Amid the palpable and escalating tension, Soviet leaders nervously rescheduled the Second Congress for the 25th. The moderates hoped to use the time to mobilise wider social forces on their side. But this gave a fillip to Lenin, too: now he had an extra five days to prepare to pre-empt congress with insurrection.

He needed those days. The party was deeply divided.

The MO was suspicious of the parvenu MRC, and jealous of its power. The respect the members retained for leaders of the party right, and the discomfort that Lenin’s scorched-earth harangues could provoke, boiled over: to one of Lenin’s denunciations of the Heavenly Twins, the Bolshevik editors appended criticism of his ‘sharp tone’. At a CC meeting on the 20th, Stalin objected to Kamenev’s resignation. When Kamenev and Zinoviev were forbidden from openly attacking the CC, Stalin announced his own resignation from the editorial board, in protest.

The CC accepted neither his resignation, nor Lenin’s demand for Kamenev and Zinoviev’s expulsion. Kamenev’s earlier resignation from the CC also seems, at some point, to have gone by the wayside.

‘Our whole position’, said Stalin, with uncharacteristic perspicacity, ‘is contradictory.’ The Bolsheviks were divided even in their agreements.



On the 19th, the MRC encountered a severe setback. The units at the Peter and Paul Fortress passed a resolution opposing coming out. These were soldiers who would be crucial in any uprising.

Milrevcom tried to regroup. On its first mobilising meeting, on Friday 20 October, it focused attention on the defence of the Soviet from potential attack.

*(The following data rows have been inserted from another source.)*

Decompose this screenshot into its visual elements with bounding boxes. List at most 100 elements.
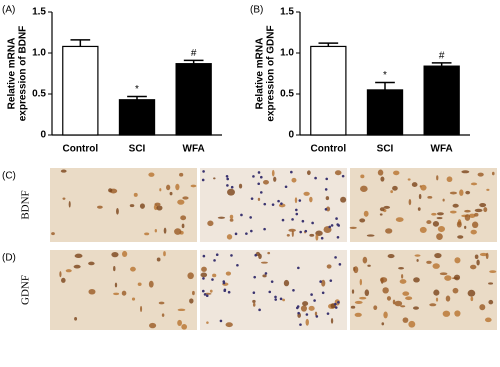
cell xyxy=(294,197,298,204)
nucleus xyxy=(290,170,293,174)
cell xyxy=(61,277,66,283)
cell xyxy=(467,289,476,297)
nucleus xyxy=(320,236,324,240)
cell xyxy=(209,289,213,293)
cell xyxy=(166,184,171,191)
nucleus xyxy=(227,290,231,294)
annotation: * xyxy=(383,70,387,81)
nucleus xyxy=(249,216,252,219)
nucleus xyxy=(296,306,299,310)
cell xyxy=(433,289,440,296)
cell xyxy=(189,298,194,304)
micrograph xyxy=(50,250,197,330)
nucleus xyxy=(201,289,205,293)
cell xyxy=(484,317,492,323)
cell xyxy=(367,264,371,267)
nucleus xyxy=(341,174,345,178)
cell xyxy=(190,184,197,188)
y-axis-label: expression of BDNF xyxy=(18,26,29,122)
cell xyxy=(121,290,127,296)
cell xyxy=(200,272,208,278)
cell xyxy=(449,191,457,195)
cell xyxy=(158,301,165,305)
cell xyxy=(414,254,421,257)
cell xyxy=(417,207,421,211)
cell xyxy=(420,184,427,191)
cell xyxy=(426,260,432,264)
cell xyxy=(419,226,427,233)
nucleus xyxy=(310,293,313,296)
nucleus xyxy=(311,221,314,225)
row-label: BDNF xyxy=(20,190,32,219)
nucleus xyxy=(211,278,214,281)
cell xyxy=(413,277,420,283)
cell xyxy=(359,296,367,300)
cell xyxy=(395,217,404,222)
cell xyxy=(380,176,385,182)
nucleus xyxy=(324,188,328,191)
cell xyxy=(201,266,207,272)
image-background xyxy=(350,250,497,330)
y-tick-label: 0 xyxy=(40,130,46,141)
cell xyxy=(477,172,484,177)
cell xyxy=(291,230,294,237)
annotation: # xyxy=(439,50,445,61)
cell xyxy=(452,287,459,294)
cell xyxy=(131,297,136,301)
cell xyxy=(229,218,234,222)
cell xyxy=(432,221,440,227)
nucleus xyxy=(304,229,308,233)
annotation: # xyxy=(191,48,197,59)
cell xyxy=(88,261,95,266)
nucleus xyxy=(252,175,255,178)
y-tick-label: 1.0 xyxy=(280,48,294,59)
nucleus xyxy=(334,306,338,309)
cell xyxy=(381,322,385,326)
cell xyxy=(379,207,385,212)
cell xyxy=(180,215,187,221)
cell xyxy=(148,172,155,177)
cell xyxy=(432,263,440,269)
nucleus xyxy=(222,281,226,285)
nucleus xyxy=(263,202,267,206)
nucleus xyxy=(325,177,329,181)
x-tick-label: WFA xyxy=(183,144,205,155)
nucleus xyxy=(213,259,216,262)
cell xyxy=(156,205,163,211)
cell xyxy=(163,251,166,257)
nucleus xyxy=(236,263,239,267)
cell xyxy=(402,317,409,323)
cell xyxy=(326,264,332,269)
bar xyxy=(423,65,460,136)
cell xyxy=(140,305,143,312)
cell xyxy=(486,188,490,191)
cell xyxy=(468,213,476,218)
nucleus xyxy=(301,219,305,223)
cell xyxy=(300,305,307,312)
nucleus xyxy=(258,308,261,312)
cell xyxy=(88,288,96,295)
cell xyxy=(226,234,233,240)
nucleus xyxy=(205,294,209,298)
cell xyxy=(446,176,453,183)
nucleus xyxy=(335,217,338,220)
nucleus xyxy=(321,291,325,295)
cell xyxy=(65,269,72,273)
cell xyxy=(470,182,478,186)
cell xyxy=(479,252,488,257)
cell xyxy=(393,170,400,176)
nucleus xyxy=(324,208,328,211)
nucleus xyxy=(297,266,300,270)
bar xyxy=(366,89,404,136)
row-label: GDNF xyxy=(20,275,32,305)
cell xyxy=(283,279,290,287)
cell xyxy=(302,301,309,307)
nucleus xyxy=(257,171,261,174)
cell xyxy=(379,277,388,283)
cell xyxy=(349,226,357,229)
cell xyxy=(445,295,451,302)
cell xyxy=(373,305,378,310)
cell xyxy=(262,179,269,185)
nucleus xyxy=(299,323,302,326)
image-background xyxy=(200,250,347,330)
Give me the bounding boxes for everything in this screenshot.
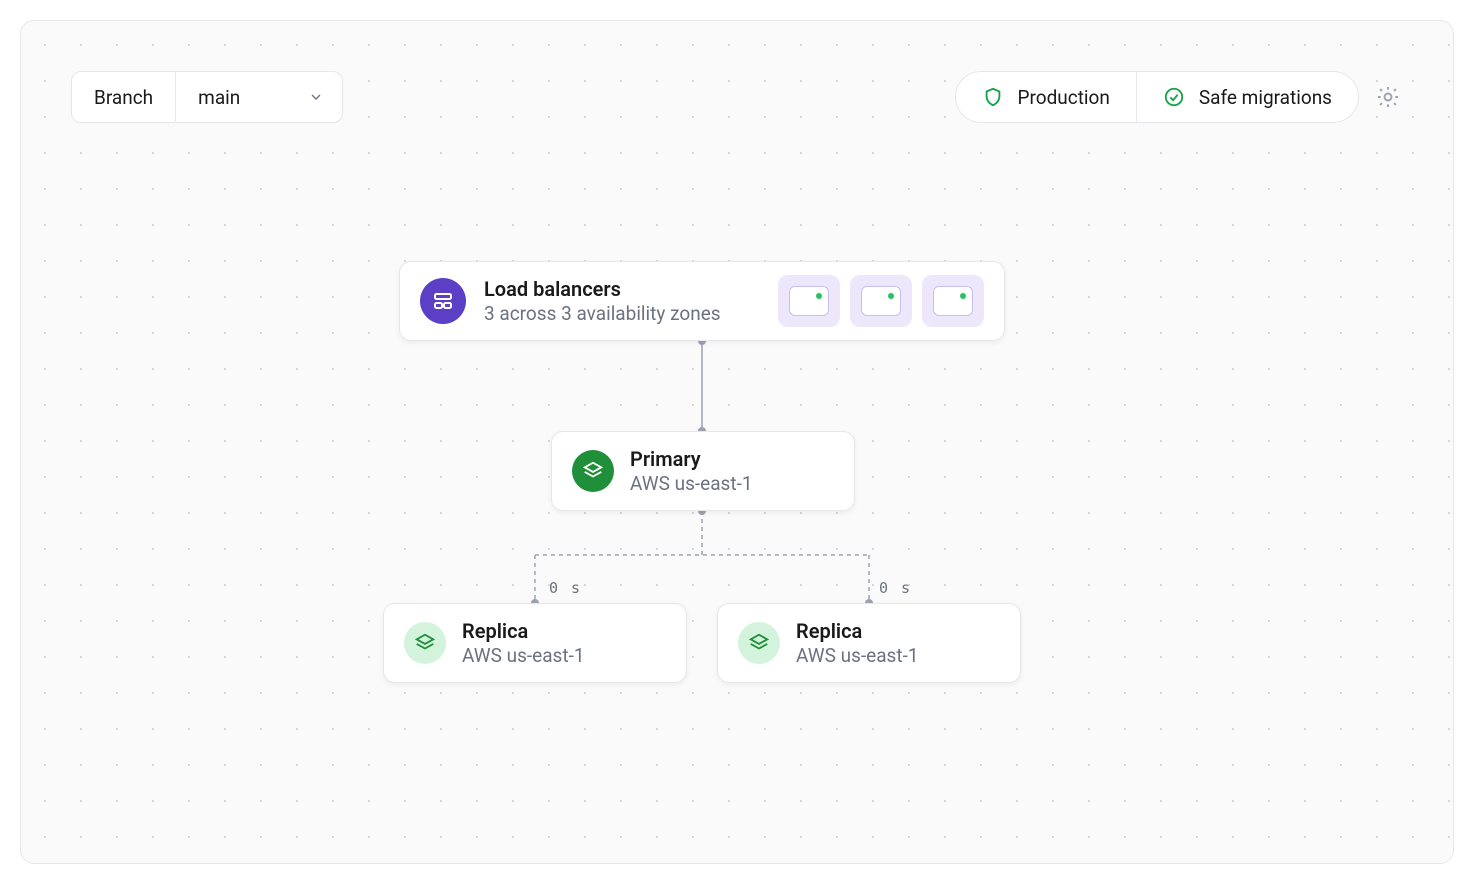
load-balancers-subtitle: 3 across 3 availability zones [484,302,721,327]
replica-node[interactable]: Replica AWS us-east-1 [717,603,1021,683]
replica-lag-label: 0 s [879,579,912,597]
primary-title: Primary [630,446,753,472]
lb-tile [850,275,912,327]
lb-tile [778,275,840,327]
architecture-canvas: Branch main Production Safe migrations [20,20,1454,864]
replica-node[interactable]: Replica AWS us-east-1 [383,603,687,683]
replica-region: AWS us-east-1 [796,644,919,669]
replica-title: Replica [462,618,585,644]
load-balancers-title: Load balancers [484,276,721,302]
lb-tile [922,275,984,327]
replica-title: Replica [796,618,919,644]
database-icon [738,622,780,664]
primary-text: Primary AWS us-east-1 [630,446,753,497]
load-balancers-node[interactable]: Load balancers 3 across 3 availability z… [399,261,1005,341]
load-balancer-icon [420,278,466,324]
replica-region: AWS us-east-1 [462,644,585,669]
database-icon [404,622,446,664]
diagram-layer: Load balancers 3 across 3 availability z… [21,21,1453,863]
load-balancer-tiles [778,275,984,327]
primary-region: AWS us-east-1 [630,472,753,497]
replica-text: Replica AWS us-east-1 [462,618,585,669]
load-balancers-text: Load balancers 3 across 3 availability z… [484,276,721,327]
database-icon [572,450,614,492]
primary-node[interactable]: Primary AWS us-east-1 [551,431,855,511]
replica-lag-label: 0 s [549,579,582,597]
replica-text: Replica AWS us-east-1 [796,618,919,669]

The coming Sunday was to be ‘Petrograd Soviet Day’, and the socialists had plans for various celebratory concerts and meetings. But that day was also the 105th anniversary of the liberation of Moscow from Napoleon, and the Soviet of the Union of Cossack Military Forces had scheduled its own religious procession. The left feared that the hard right might use this march to instigate a clash. Milrevcom sent representatives to city combat units to warn of such provocations, and scheduled a session of the Garrison Conference for the following morning.